By Sara Ott, Associate Editor and Featured Columnist


Lying.  Everyone does it at some point. Children begin lying
around age 3, according to the American Psychology
Association in a January 2008 study. No matter where they
are born or their race or education, children learn that lying
avoids consequences. And they get better with time,
improving their ability to tell plausible lies.
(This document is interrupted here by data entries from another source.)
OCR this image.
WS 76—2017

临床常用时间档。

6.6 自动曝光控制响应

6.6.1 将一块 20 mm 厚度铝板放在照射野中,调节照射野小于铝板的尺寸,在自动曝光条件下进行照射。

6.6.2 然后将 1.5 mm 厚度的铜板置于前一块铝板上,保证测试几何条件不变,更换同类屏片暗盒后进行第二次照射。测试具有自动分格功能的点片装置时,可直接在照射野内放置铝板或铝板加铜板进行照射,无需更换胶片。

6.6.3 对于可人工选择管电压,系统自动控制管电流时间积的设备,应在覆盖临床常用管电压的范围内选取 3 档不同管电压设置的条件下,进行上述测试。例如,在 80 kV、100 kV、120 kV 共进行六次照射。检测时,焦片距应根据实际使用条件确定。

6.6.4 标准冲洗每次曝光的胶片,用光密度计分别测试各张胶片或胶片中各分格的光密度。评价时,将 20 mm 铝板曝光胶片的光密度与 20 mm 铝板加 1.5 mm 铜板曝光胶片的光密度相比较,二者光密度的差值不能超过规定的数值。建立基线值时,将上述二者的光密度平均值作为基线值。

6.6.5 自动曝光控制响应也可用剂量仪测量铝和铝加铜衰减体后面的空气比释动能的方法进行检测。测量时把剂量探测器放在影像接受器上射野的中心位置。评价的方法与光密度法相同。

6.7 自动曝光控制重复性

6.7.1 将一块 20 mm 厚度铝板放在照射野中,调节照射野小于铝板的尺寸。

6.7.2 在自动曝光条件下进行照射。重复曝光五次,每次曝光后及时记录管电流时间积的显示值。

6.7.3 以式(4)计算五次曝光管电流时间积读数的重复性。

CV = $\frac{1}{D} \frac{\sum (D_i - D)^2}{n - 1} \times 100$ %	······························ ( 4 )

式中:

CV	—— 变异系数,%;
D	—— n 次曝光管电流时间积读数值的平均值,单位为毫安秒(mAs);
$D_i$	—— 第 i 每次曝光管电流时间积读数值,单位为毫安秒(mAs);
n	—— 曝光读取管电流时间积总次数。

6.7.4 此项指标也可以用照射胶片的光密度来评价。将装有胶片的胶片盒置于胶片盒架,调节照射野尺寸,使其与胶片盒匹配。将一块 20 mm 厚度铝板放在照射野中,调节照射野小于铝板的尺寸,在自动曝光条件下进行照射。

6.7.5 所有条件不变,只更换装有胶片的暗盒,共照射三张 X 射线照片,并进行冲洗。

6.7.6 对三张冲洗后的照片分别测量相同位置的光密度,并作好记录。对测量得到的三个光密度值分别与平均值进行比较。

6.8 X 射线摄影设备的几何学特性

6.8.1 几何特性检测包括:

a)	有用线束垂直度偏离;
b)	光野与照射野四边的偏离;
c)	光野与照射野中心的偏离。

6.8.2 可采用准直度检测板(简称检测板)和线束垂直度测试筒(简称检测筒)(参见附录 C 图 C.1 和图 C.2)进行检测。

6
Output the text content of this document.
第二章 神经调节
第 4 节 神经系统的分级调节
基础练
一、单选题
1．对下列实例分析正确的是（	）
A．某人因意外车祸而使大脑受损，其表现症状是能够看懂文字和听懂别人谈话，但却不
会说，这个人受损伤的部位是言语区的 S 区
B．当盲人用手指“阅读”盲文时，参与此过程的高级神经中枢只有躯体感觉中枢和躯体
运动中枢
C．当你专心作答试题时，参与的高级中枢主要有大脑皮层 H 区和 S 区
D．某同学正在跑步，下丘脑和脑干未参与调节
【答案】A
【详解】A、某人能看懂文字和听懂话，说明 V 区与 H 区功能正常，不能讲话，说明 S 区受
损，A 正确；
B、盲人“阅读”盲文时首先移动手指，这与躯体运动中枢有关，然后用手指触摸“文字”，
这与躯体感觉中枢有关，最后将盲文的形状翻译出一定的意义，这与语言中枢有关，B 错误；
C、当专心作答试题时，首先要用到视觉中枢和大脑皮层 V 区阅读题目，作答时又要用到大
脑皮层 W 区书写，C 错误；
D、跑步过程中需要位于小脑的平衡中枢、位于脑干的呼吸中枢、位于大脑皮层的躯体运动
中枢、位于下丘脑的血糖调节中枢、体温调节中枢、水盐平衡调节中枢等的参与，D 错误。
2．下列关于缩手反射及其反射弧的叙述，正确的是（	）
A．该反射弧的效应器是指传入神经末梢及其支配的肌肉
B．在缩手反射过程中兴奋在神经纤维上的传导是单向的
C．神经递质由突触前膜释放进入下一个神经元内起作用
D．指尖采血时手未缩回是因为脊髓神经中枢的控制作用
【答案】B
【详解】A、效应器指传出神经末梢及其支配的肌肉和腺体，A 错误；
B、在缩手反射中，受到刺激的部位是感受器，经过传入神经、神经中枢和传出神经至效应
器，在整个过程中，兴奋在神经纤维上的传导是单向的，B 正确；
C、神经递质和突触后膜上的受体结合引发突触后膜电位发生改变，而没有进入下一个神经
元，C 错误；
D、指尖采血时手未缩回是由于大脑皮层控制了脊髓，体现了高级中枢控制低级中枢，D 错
But, of course, some people never quite grow out of the
habit.  They become lifelong habitual liars, professors in the
fine art of deception.  

What people are prone to lying? How common is lying in
America? A 2010 study lead by Kim Serota and  Timothy
Levine from Michigan State University, Department of
Communication discovered a startling fact: over 50% of all
lies are told by 5% of the people.  About 60% of us never
(or almost never) lie.  So, the majority of lying comes from
people among us who are what the study called "prolific
liars". They lie all the time.

Lies can be destructive, destroying trust in our marriages
and personal relationships, destroying even our life's savings
if we fall victim to the wrong lies.  Because we can be
harmed by the lies of others, in business and in our personal
lives, we all have an enduring critical need to learn how to
detect when someone is not telling the truth. "Did she lie?"
"Is he lying to my face?"  "Can I believe them?"

But even though we all have a need to tell when someone is
lying, the truth is, most of us are just not very good at it.  
Numerous studies conducted over 3 decades have revealed
that most of us can only tell when someone is lying about 50-
55% of the time.  An even money gamble. The same odds as
a flip of a coin.

So, we are babes in the woods when it comes to matching
wits against the polished skills of expert liars.  What is the
Number One tool people use to tell when they're being lied
to?  
























The answer comes from a 2006 study conducted by 91
scientists in a global initative on lie detection  published in
the Journal of Cross-Cultural Psychiatry. Scientists asked
more than 2,000 people from nearly 60 countries, "How can
you tell when people are lying?"

And, it turns out that, whoever we are or whatever slice of
the world we inhabit-- whether you are a citydweller in a
skyrise apartment in Manhattan or London or a near naked
bushman in a goatskin hut in Australia-- we humans have
remarkably all arrived at the same coping tool for detecting
lying.  

We all think liars can't look us in the eye.  As the scientists
concluded" “[There are] common stereotypes about the liar,
and these should not be ignored. Liars shift their posture,
they touch and scratch themselves, liars are nervous, and
their speech is flawed. These beliefs are common across the
globe. Yet in prevalence, these stereotypes are dwarfed by
the most common belief about liars: ‘they can’t look you in
the eye’. "


"This is the most prevalent stereotype about deception in the
world," says Charles Bond of Texas Christian University in
Fort Worth, who led the research project.

But is this true?  Are shifty eyes the tell-tale mark of a liar?

The answer, sadly, is just the opposite. Studies have shown
no correlation between shifty eyes and lying.  This common
stereotype, like many others about liars --- they clear their
throats, they shift their weight --- tell you nothing about
whether a person in front of you is lying.  

Fortunately, there is a growing science behind the pursuit of
lying.  What are the true tell-tale signs of lying?

Micro-Expressions

The face has two kinds of muscles. Some of them are under
our control --- we use them when we smile, grimace, talk.
But others are not under our conscious control. These
involuntary muscles are the ones that produce what are
called "micro-expressions", movements so tiny that most of
them go undetected. Ticks are an example of a micro-
expression, as are sudden flutters of surprise, fear or
suppressed guilt.

A study by psycholgist Paul Ekman of the University of
California found that 90% of liars show 35 different micro-
expressions and other gestures when they lie.